Marek Zerba : Pour Branleur Forever, c’était super simple et rapide. L’écriture m’a pris à peine deux-trois jours par exemple. Mais c’est définitivement Et pic, et poc ! qui a été le plus difficile à écrire. Cela m’a pris plus de deux ans au moins. Ce faisait des années que j’avais ce titre en tête. Je pars souvent du titre, c’est l’école de Gainsbourg. Quand tu as le titre, c’est 80% de la chanson qui est écrite.

LFB : On le ressent bien sur le titre final, Toute sortie est définitive.

Marek Zerba : Effectivement ! Par exemple, L’horizon des événements, c’était une tannée parce que j’ai été à un point où je ne savais plus si j’étais capable d’écrire une chanson. J’ai mis des mois à la débloquer celle-là. L’Hôtel du Soleil a été aussi une tannée à réaliser. J’ai mis des années. Je m’en rappelle encore. J’étais au Vésinet et j’avais enregistré une version de ce titre. Je suis reparti à Paris. Je l’ai écouté toute la nuit à Paris en marchant. Et je retournais aussitôt chez moi le lendemain pour enregistrer une nouvelle version en changeant divers éléments. Ca a duré plusieurs semaines comme cela avant d’avoir ce que je souhaitais.

LFB : Tu es un perfectionniste ou un éternel insatisfait ?

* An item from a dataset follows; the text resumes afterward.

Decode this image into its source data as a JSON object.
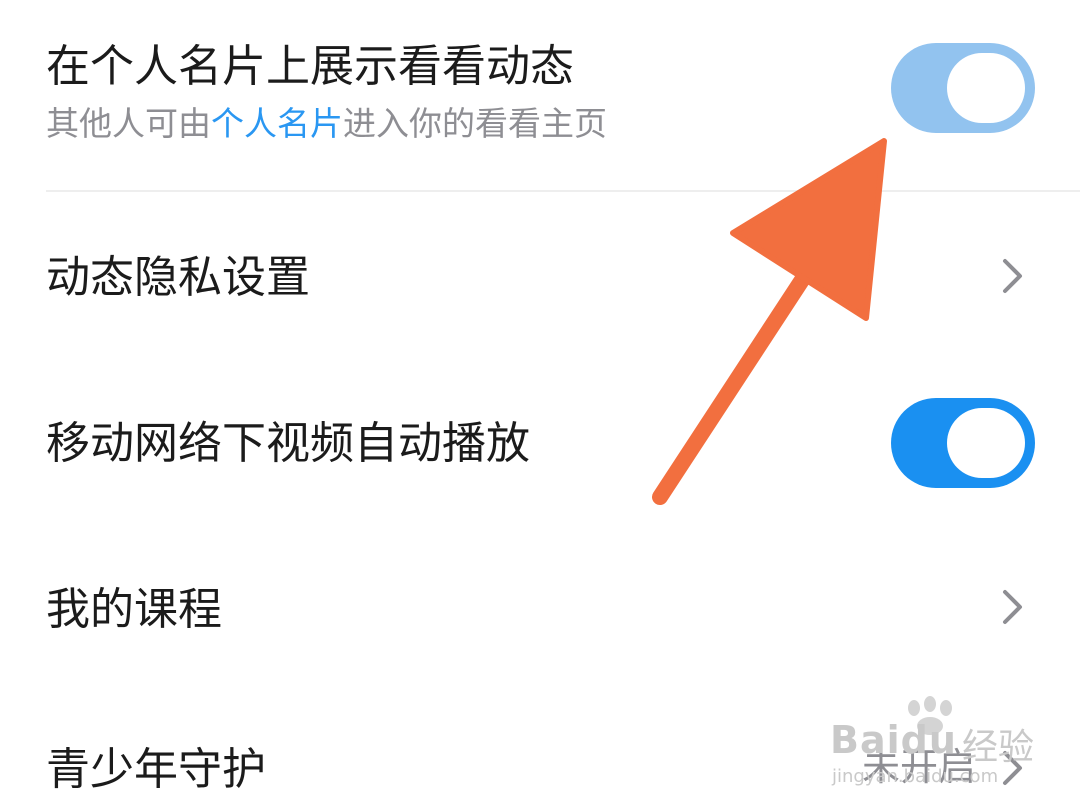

Marek Zerba : Non, il faut juste trouver le sentiment de l’évidence. Tant qu’il n’y a pas l’évidence, il faut la trouver ! Elle ne viendra pas toute seule. Dès fois, ça tombe du ciel, comme Branleur Forever et Etoile de Mer et dès fois, il faut s’acharner : il n’y a aucune règle.

LFB : J’avais une question concernant le titre Etoile de Mer. Tu préfères vraiment le missionnaire ?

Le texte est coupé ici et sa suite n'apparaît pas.